Bruce Chen - RP - Nope_medium

He's still Bruce Chen, which makes the fact that he hasn't been scored on in about a month all the more entertaining. Still, it's hardly as if Chen's earned a more shutdown role in the 'pen, because he walked two batters each in his outings against St. Louis and Texas, and put both men he faced on base in the previous outing. The fact that he's only been used once in the last week signals that even Franky might have noticed his recent bout of Chenniness.

Luke Hochevar - RP - Kablooey_medium

Recently, in two games against the Angels, Luke started doing a thing called "allowing runs," which he hadn't been doing much of this year (other than when he's been put in with men on base already). Still, there's a lot that suggests, from what we've seen so far, that a career as a reasonably good reliever is salvageable. It shouldn't be that surprising, given that virutally every MLB reliever was once a starter at some level, but it still feels like beating the odds in regard to Hooch.

Greg Holland - RP - Up_medium

In his last eight outings, Holland has allowed three hits, two walks, and zero runs while striking out twelve batters. On a related note, I love watching Greg Holland pitch. He's been in back-to-back games so I'm not sure if we'll get to see him tonight, though. If the Royals didn't already have a pretty good bullpen, it'd be worth wondering if Holland'd be up for a multi-inning role, that's just how good he's been since his rough start.

Kelvin Herrera - RP - Kablooey_medium

Relegated.

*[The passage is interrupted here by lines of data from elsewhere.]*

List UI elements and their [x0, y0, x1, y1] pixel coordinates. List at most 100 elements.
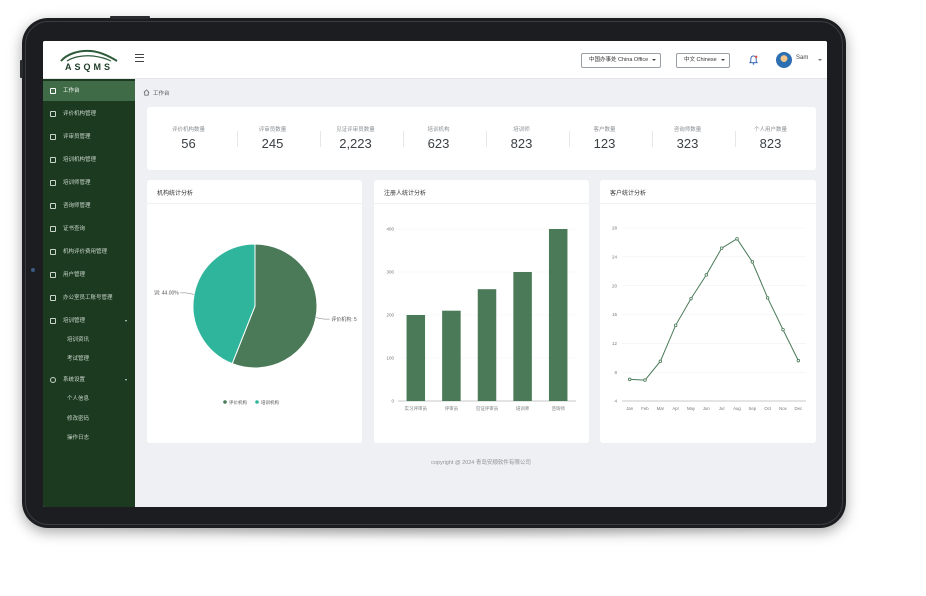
stat-label: 培训机构 [427, 127, 450, 133]
stat-label: 评审员数量 [258, 127, 287, 133]
id-card-icon [50, 180, 56, 186]
y-tick-label: 0 [391, 399, 394, 404]
divider [320, 131, 321, 147]
sidebar-subitem-change-password[interactable]: 修改密码 [43, 409, 135, 429]
sidebar-subitem-operation-log[interactable]: 操作日志 [43, 428, 135, 448]
bell-icon[interactable] [749, 55, 758, 65]
sidebar-item-label: 个人信息 [67, 396, 90, 402]
sidebar-item-fees[interactable]: 机构评价费用管理 [43, 242, 135, 262]
sidebar-subitem-profile[interactable]: 个人信息 [43, 389, 135, 409]
sidebar-item-label: 机构评价费用管理 [63, 249, 108, 255]
data-point[interactable] [765, 296, 770, 300]
sidebar-item-training[interactable]: 培训管理 [43, 311, 135, 331]
data-point[interactable] [750, 260, 755, 264]
sidebar-item-certificates[interactable]: 证书查询 [43, 219, 135, 239]
language-select-value: 中文 Chinese [684, 57, 717, 63]
avatar[interactable] [776, 52, 792, 68]
x-tick-label: Jul [719, 406, 725, 411]
org-icon [50, 111, 56, 117]
bar[interactable] [442, 310, 461, 401]
pie-label-line [180, 292, 195, 295]
sidebar-item-assessors[interactable]: 评审员管理 [43, 127, 135, 147]
stat-label: 咨询师数量 [673, 127, 702, 133]
sidebar-item-dashboard[interactable]: 工作台 [43, 81, 135, 101]
sidebar-item-training-orgs[interactable]: 培训机构管理 [43, 150, 135, 170]
chart-title: 注册人统计分析 [384, 191, 427, 197]
y-tick-label: 28 [612, 226, 618, 231]
footer-copyright: copyright @ 2024 青岛安顺软件有限公司 [431, 460, 531, 466]
bar[interactable] [513, 272, 532, 401]
home-icon[interactable] [143, 89, 150, 96]
user-icon [50, 272, 56, 278]
logo-text: ASQMS [64, 62, 113, 72]
legend-marker [223, 400, 227, 404]
account-icon [50, 295, 56, 301]
menu-toggle-icon[interactable] [135, 54, 144, 62]
divider [147, 203, 362, 204]
stats-panel: 评价机构数量 56 评审员数量 245 见证评审员数量 2,223 培训机构 6… [147, 107, 816, 170]
id-card-icon [50, 203, 56, 209]
sidebar-item-settings[interactable]: 系统设置 [43, 370, 135, 390]
sidebar-item-staff-accounts[interactable]: 办公室员工账号管理 [43, 288, 135, 308]
username[interactable]: Sam [796, 55, 809, 61]
sidebar-item-trainers[interactable]: 培训师管理 [43, 173, 135, 193]
data-point[interactable] [735, 237, 739, 241]
data-point[interactable] [796, 358, 801, 363]
registrants-bar-chart: 0 100 200 300 400 实习评审员 评审员 见证评审员 培训师 咨询师 [386, 227, 576, 412]
stat-value: 245 [261, 136, 284, 151]
power-button [110, 16, 150, 19]
x-tick-label: Mar [657, 406, 665, 411]
chevron-down-icon [125, 320, 127, 322]
data-point[interactable] [673, 323, 678, 328]
sidebar-item-eval-orgs[interactable]: 评价机构管理 [43, 104, 135, 124]
app-screen: ASQMS 中国办事处 China Office 中文 Chinese Sam … [43, 41, 827, 507]
y-tick-label: 16 [612, 312, 618, 317]
data-point[interactable] [643, 378, 647, 382]
stat-assessors: 评审员数量 245 [231, 107, 314, 170]
sidebar: 工作台 评价机构管理 评审员管理 培训机构管理 培训师管理 咨询师管理 证书查询 [43, 79, 135, 507]
camera-icon [31, 268, 35, 272]
car-logo-icon [60, 49, 118, 62]
divider [403, 131, 404, 147]
legend-label[interactable]: 评价机构 [229, 399, 247, 406]
legend-marker [255, 400, 259, 404]
stat-label: 个人用户数量 [753, 127, 787, 133]
sidebar-item-users[interactable]: 用户管理 [43, 265, 135, 285]
sidebar-item-label: 培训管理 [63, 318, 86, 324]
fee-icon [50, 249, 56, 255]
office-select[interactable]: 中国办事处 China Office [581, 53, 662, 68]
chevron-down-icon [720, 59, 725, 61]
divider [486, 131, 487, 147]
chevron-down-icon[interactable] [818, 59, 822, 61]
data-point[interactable] [719, 246, 724, 250]
sidebar-item-consultants[interactable]: 咨询师管理 [43, 196, 135, 216]
data-point[interactable] [689, 296, 693, 301]
data-point[interactable] [658, 359, 663, 364]
x-tick-label: Jan [626, 406, 634, 411]
stat-witness-assessors: 见证评审员数量 2,223 [314, 107, 397, 170]
language-select[interactable]: 中文 Chinese [676, 53, 730, 68]
sidebar-item-label: 操作日志 [67, 435, 90, 441]
customers-line-chart: 4 8 12 16 20 24 28 Jan Feb Mar Apr May Jun Jul Aug Sep O… [612, 226, 806, 411]
stat-value: 2,223 [339, 136, 372, 151]
bar[interactable] [406, 315, 426, 401]
stat-value: 823 [510, 136, 533, 151]
sidebar-item-label: 系统设置 [63, 377, 86, 383]
breadcrumb[interactable]: 工作台 [153, 91, 170, 97]
bar[interactable] [477, 289, 497, 401]
sidebar-subitem-exams[interactable]: 考试管理 [43, 349, 135, 369]
y-tick-label: 200 [386, 313, 394, 318]
data-point[interactable] [627, 377, 632, 382]
divider [237, 131, 238, 147]
data-point[interactable] [781, 327, 785, 332]
y-tick-label: 400 [386, 227, 394, 232]
data-point[interactable] [704, 273, 709, 277]
legend-label[interactable]: 培训机构 [261, 399, 279, 406]
org-pie-chart: 评价机构: 5 训: 44.00% 评价机构 培训机构 [154, 243, 357, 406]
sidebar-subitem-training-news[interactable]: 培训资讯 [43, 330, 135, 350]
stat-customers: 客户数量 123 [563, 107, 646, 170]
stat-label: 评价机构数量 [171, 127, 205, 133]
bar[interactable] [548, 229, 568, 401]
pie-slice-1[interactable] [192, 243, 256, 365]
certificate-icon [50, 226, 56, 232]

Sorry, I've been reading too many Soccer articles.

Aaron Crow - RP - Kablooey_medium

Exploded on a Davis-like level against the hated Cardinals, and generally just didn't have a good two weeks. Crow's K/BB on the season is down to 10/7, which is decidely "blah" if not totally "blargh."

J. C. Gutierrez - RP - Nope_medium

It's kind of hard for me to understand the presence of Gutierrez on the roster when there's already Crow, Hochevar, and, to a lesser extent, Chen, but it's not as if most MLB managers use extra position players well. And Franky's no exception. There's also the fact he was pitching decently until the Texas outing.

Louis Coleman - RP - Nope_medium

Not pitching particularly well since his call-up 5 baserunners in 4.1 IP, 1 K), but then again I can't really remember why the Royals left him in the minors in the first place. Oh right, we broke camp with about eleven starting pitchers and Wade Davis.

Tim Collins - RP - Nope_medium

Walking too many guys recently, but generally getting the job down. Fan fact - via Fangraphs' WAR, Collins has been worth as much as Davis...in 41.2 less innings.

Questions for the week:

1. Rate the Day One draft selections for the Royals? What's your overall grade for the draft?

2. Doesn't this video kind of remind you of the Kansas City Front Office?

This may mean nothing, but at the conclusion of this sentence, this post will have 1337 words!